Sitka fisherman Jim Moore, who serves on the Alaska Trollers Association board, says the data will also help fishermen make sense of decades of observations out on the water.
“People talk about ‘Oh, my goodness, I’ve never seen that before.’ Well, I’ve been fishing for 53 years. I saw that back in 1979,” Moore said. “The long-term data set is what’s really valuable.”
An old salmon counting program, rebooted
Moore is no stranger to doing science from a troll boat. As a commercial troll fisherman back in the 1970s, he participated in a logbook program where fishermen studied salmon populations in the Gulf of Alaska.
That program ended in the early ’90s. But this spring, Moore and a select group of Southeast troll fishermen relaunched the program electronically. Using a tablet-based logbook, fishermen will record things like the species and quantity of salmon they’re catching, where they catch them, the size of the fish and their stomach contents.

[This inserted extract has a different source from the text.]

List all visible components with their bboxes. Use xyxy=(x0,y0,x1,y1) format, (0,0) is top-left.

The earlier logbook program informed major management decisions for Pacific salmon stocks, including the development of the Pacific Salmon Treaty in 1985. Moore said he hopes reviving the program will give fisheries managers more data to inform salmon conservation under climate change.
Management of Southeast salmon fisheries was the center of a legal battle this spring, after a federal judge ordered the closure of the Southeast chinook fishery. Last week, a higher court ruled that the fishery could remain open this summer.
Moore said the new logbook program could give fishermen a more solid legal defense against future lawsuits.
“Fishermen are natural scientists,” Moore said. “And the trust built between management and scientists and the fisherman is a good thing. We’re all working on it together.”
Jordan — who’s piloting the logbook program this summer — said collaborating with scientists is a long game for fishermen.
“Trollers have a long history of standing up for salmon. And we are going to do that,” Jordan said.
With science, Southeast troll fishermen can further solidify their role as environmental stewards, while building common ground with researchers and wildlife managers.
Correction: A previous version of this story misstated Eric Jordan’s last name.